Во вторую половину дня в субботу у него не было дежурства, и он поспешил на Брюэри-роуд. В определенном смысле, одном смысле, в незапамятном смысле он жалел, что не застал Селии. Во всех остальных – был рад. Потому что, ответил бы он на ее вопросы или нет, сказал бы правду или солгал, Селия знала бы, что он ушел. Он не хотел, чтобы она почувствовала, по крайней мере, не хотел присутствовать, когда она почувствует, как далеко и не туда завела ее продиктованная любовью воркотня, послужившая только тому, что он еще крепче, чем прежде, утвердился на тех позициях, на которых Селия нашла его и не желала его оставить; как ее попытки сделать из него мужчину сделали из него еще большего Мерфи, чем когда-либо, и как, настойчиво пытаясь изменить его, она его потеряла, а ведь он предупреждал ее, что так и будет. «Ты, мое тело, мой разум… одно из них должно пропасть».

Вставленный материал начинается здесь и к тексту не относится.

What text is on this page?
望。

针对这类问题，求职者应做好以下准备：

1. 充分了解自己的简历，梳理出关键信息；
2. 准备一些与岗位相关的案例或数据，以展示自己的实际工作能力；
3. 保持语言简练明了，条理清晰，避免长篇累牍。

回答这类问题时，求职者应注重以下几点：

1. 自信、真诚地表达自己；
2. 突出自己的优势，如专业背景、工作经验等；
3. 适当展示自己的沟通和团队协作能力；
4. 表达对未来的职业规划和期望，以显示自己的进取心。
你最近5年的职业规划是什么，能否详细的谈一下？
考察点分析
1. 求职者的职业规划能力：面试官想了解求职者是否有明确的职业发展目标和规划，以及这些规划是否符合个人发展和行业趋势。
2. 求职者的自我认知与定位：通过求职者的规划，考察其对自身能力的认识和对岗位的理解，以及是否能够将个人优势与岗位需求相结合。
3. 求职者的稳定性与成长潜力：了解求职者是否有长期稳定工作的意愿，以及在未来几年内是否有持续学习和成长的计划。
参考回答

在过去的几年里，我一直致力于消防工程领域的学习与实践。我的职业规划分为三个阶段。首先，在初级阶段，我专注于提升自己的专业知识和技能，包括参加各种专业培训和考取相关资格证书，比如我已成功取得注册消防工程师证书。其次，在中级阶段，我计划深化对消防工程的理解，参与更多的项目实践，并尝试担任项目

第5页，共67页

Когда он с креслом добрался до чердака, удостоверившись, пока поднимался наверх, что поблизости нет ни души, особенно в W.C., наступила ночь. Почти тотчас же он заметил, что в обогреватель просачивается газ, напоминая о том, что, поднимаясь, он забыл его включить. Это его не обеспокоило, поскольку никакие интересы не связывали его с подчиненной праху материей – его лучшими друзьями всегда были какие-то из вещей. Он просто почувствовал огромную благодарность за то, что ему не надобно вновь спускать лестницу и идти исправлять свое упущение.
Он зажег обогреватель, разделся, сел в кресло, но не привязал себя. Осторожно, вот как делаются такие вещи, сначала сядь, потом ложись. Когда он пришел в себя или скорее вышел, как, он понятия не имел, первое, что он увидел, – это чад, затем – пот на своем бедре, затем – Тиклпенни, как будто показанного на немом экране Гриффитом средним планом и «не в фокусе», раскинувшегося на кровати, что позволяло предположить, каким образом он был, вероятно, разбужен.
– Я зажег свечу, – сказал Тиклпенни, – чтобы лучше подивиться на тебя.
Мерфи не шелохнулся, как человек не шевельнется ради животного, ни животное ради человека, не более того. К тому же любопытство относительно того, как долго пробыл здесь Тиклпенни, что ему нужно в такой глухой час, как он ухитрился влезть сюда, когда лестница убрана, и т. д., было слишком погружено в дремоту, чтобы разрядиться словами.